A. Immediate Freeze Actions

  1. Stop all high-risk actions:
    • firmware flash,
    • QPYcom cp/ls loops,
    • force process kill (taskkill /F),
    • long-running soak with deploy enabled.
  2. Keep only read-only probes:
    • AT command query,
    • REPL one-shot query,
    • event-log collection.
  3. Do not run manual taskkill /F QPYcom.exe stress loops or QPYcom --follow hang reproduction on unstable hosts.

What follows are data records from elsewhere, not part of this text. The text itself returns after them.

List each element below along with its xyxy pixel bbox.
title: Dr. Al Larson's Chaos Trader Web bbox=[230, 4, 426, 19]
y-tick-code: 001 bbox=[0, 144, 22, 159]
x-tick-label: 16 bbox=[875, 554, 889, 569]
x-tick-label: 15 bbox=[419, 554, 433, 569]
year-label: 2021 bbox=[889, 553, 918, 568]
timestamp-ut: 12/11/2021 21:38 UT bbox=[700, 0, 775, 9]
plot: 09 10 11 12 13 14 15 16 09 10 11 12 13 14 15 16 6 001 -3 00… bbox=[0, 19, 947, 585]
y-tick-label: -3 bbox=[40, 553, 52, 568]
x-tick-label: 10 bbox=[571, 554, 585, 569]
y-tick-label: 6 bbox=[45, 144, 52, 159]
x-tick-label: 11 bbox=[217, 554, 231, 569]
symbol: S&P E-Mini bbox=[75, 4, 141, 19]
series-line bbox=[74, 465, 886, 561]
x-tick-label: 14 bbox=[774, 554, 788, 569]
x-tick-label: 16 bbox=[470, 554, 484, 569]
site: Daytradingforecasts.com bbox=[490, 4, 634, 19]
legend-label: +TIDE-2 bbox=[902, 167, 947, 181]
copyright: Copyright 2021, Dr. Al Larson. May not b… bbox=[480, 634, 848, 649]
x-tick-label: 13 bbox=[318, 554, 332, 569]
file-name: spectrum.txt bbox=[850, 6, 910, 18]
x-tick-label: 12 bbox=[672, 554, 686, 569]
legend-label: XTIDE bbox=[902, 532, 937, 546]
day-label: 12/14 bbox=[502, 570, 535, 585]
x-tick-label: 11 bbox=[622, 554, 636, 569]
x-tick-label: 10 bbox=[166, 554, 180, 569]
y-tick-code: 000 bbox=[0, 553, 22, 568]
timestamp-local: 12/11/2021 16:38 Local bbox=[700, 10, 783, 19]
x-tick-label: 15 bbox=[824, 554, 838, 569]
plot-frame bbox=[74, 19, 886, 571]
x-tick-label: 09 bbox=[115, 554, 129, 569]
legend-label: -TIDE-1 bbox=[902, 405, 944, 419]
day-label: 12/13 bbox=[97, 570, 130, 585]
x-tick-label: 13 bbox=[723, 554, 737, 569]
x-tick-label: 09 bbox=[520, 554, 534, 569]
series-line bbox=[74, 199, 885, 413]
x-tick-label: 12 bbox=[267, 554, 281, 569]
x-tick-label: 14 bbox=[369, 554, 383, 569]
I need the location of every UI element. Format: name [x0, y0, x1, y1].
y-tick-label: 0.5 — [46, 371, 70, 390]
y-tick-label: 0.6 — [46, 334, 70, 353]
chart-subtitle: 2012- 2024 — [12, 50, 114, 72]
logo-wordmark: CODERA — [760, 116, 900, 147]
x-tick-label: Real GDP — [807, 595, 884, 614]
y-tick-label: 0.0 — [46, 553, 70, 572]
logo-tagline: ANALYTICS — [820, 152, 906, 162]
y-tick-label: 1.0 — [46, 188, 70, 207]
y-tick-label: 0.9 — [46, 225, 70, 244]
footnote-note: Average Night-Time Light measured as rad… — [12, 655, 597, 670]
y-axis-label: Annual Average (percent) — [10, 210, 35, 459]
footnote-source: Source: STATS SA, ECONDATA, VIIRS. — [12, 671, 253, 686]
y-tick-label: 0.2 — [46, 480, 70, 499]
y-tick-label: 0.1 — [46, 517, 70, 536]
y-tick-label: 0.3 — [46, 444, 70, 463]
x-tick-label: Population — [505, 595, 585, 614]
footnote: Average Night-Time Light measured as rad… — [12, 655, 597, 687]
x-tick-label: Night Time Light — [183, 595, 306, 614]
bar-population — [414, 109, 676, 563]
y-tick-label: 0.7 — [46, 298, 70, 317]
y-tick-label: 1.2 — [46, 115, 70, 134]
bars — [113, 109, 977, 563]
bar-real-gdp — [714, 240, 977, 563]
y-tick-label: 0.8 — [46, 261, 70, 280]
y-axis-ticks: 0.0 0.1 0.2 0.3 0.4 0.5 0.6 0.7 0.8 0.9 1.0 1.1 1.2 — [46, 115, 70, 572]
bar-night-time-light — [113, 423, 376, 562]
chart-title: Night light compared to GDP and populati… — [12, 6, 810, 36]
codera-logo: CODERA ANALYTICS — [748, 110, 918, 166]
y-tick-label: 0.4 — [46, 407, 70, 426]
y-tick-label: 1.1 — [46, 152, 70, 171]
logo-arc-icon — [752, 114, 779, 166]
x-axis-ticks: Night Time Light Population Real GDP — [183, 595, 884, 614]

B. Collect Evidence (Read-only)

python scripts/qpy_crash_triage.py --days 2 --json-out review/host_crash_triage.json --json

Expected evidence:

  1. Kernel-Power 41 restart timeline.
  2. WER-SystemErrorReporting bugcheck records and minidump path.
  3. application crash correlations (for example ARPProtection.exe, QPYcom.exe).
  4. security/USB filter signals (for example BzProtect, sysdiag, hrdevmon).

C. Recovery Guardrails

  1. Default to smoke safe mode:
python scripts/device_smoke_test.py --risk-mode safe --auto-ports --json-report review/device-smoke-safe.json
  1. Default soak safe mode:
python scripts/qpy_soak_runner.py --risk-mode safe --duration-seconds 600 --interval-seconds 60 --auto-ports --json
  1. QPYcom actions require explicit acknowledgment:
python scripts/qpy_device_fs_cli.py --json --port COM6 --allow-qpycom-risk ls --path /usr
  1. device_smoke_test.py force kill requires dual guard (disabled by default):
    • --kill-qpycom-mode force --allow-force-kill
    • QPY_FORCE_KILL_GUARD=I_UNDERSTAND_RISK

D. Escalation Criteria

Escalate to OS/driver-level debugging when any condition is true:

  1. repeated bugcheck within 24h,
  2. bugcheck code remains unchanged across multiple incidents (for example 0x00000139),
  3. host restarts without completing a safe-mode read-only probe.

Recommended escalation:

  1. analyze latest minidump with WinDbg,
  2. align security software policy/whitelist for serial and flashing tools,
  3. verify USB/serial driver stack stability before resuming flash/deploy.

E. Exit Criteria (Resume Full Ops)

Only resume standard/aggressive mode after all are satisfied:

  1. at least one complete safe smoke run passes,
  2. no new kernel bugcheck during observation window,
  3. chosen firmware/deploy operation has explicit operator confirmation.